The Oxford Companion to Beer definition of
is a traditional finings, a substance that causes yeast to precipitate out of suspension, leaving beer clear. Isinglass is derived from the swim bladders of certain tropical and subtropical fish. When macerated and dissolved for several weeks in dilute food-grade acids, they form a turbid, colorless, viscous solution largely made up of the protein collagen. This material is known to brewers as isinglass finings.
There is much speculation as to the first use of this unlikely substance in beer making. The most logical conjecture is that at some point in history a resourceful fisherman used the swim bladder of a large specimen to store his beer, akin to keeping wine in a skin. It is likely that the beer of the day was somewhat acidic, perhaps from lactobacillus or acetobacter contamination. The acidity would have certainly caused some collagen to dissolve and clarify the beer. The observant individual might have noticed a bright, clear beer when pouring it into a drinking vessel.
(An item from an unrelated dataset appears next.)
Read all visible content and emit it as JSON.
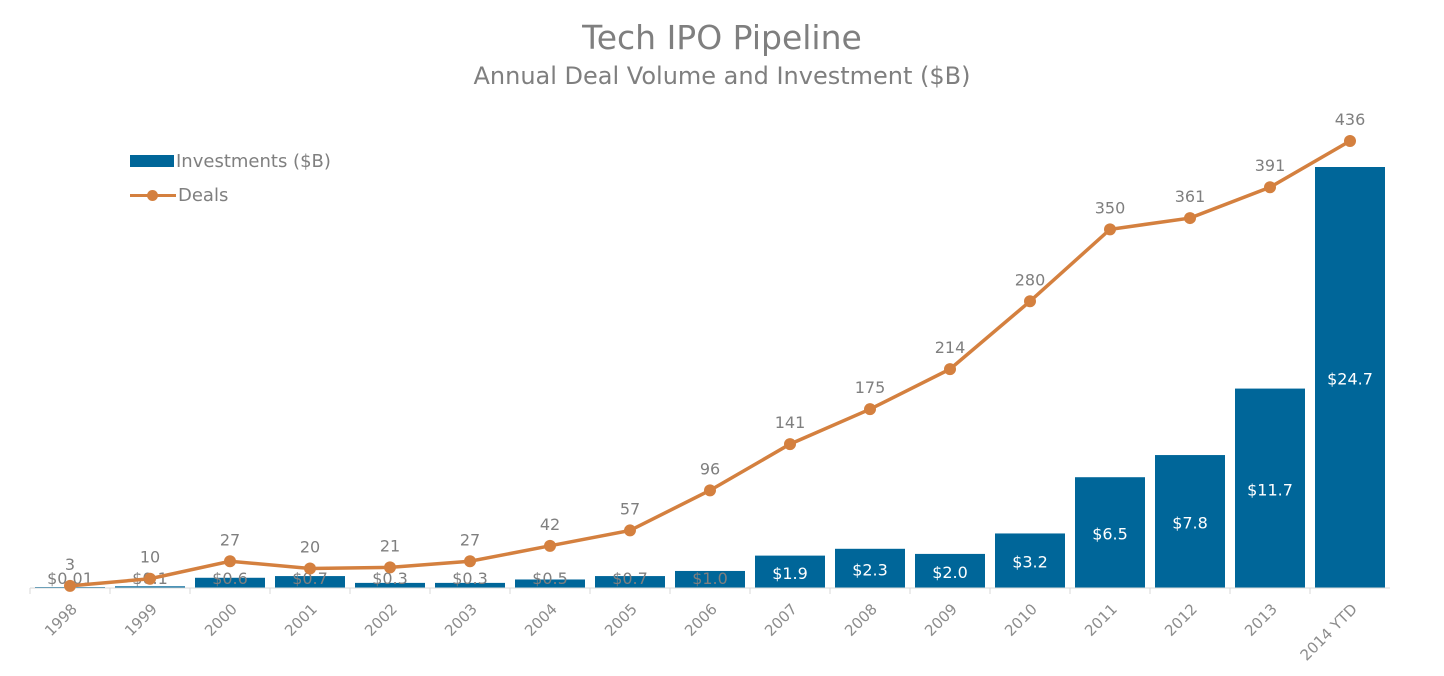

Traditionally, isinglass for brewing purposes was derived from sturgeon, although modern commercial isinglass is more typically derived from tropical estuarine dwellers, such as the Nile Perch Lates niloticus from Lake Victoria, where it is considered an invasive species. The best quality finings originate in the South China Sea and are identified as Round Saigon or Long Saigon finings. The swim bladder is sun dried at the catch site and then packed for export to markets in China, where it is used to make fish maw soup, or to the UK to make isinglass finings. With the advances in centrifugation and filtration technologies, the use of isinglass has declined and today it is largely confined to cask-conditioned ales, although some American craft brewers also use it to clarify beer without the use of filtration.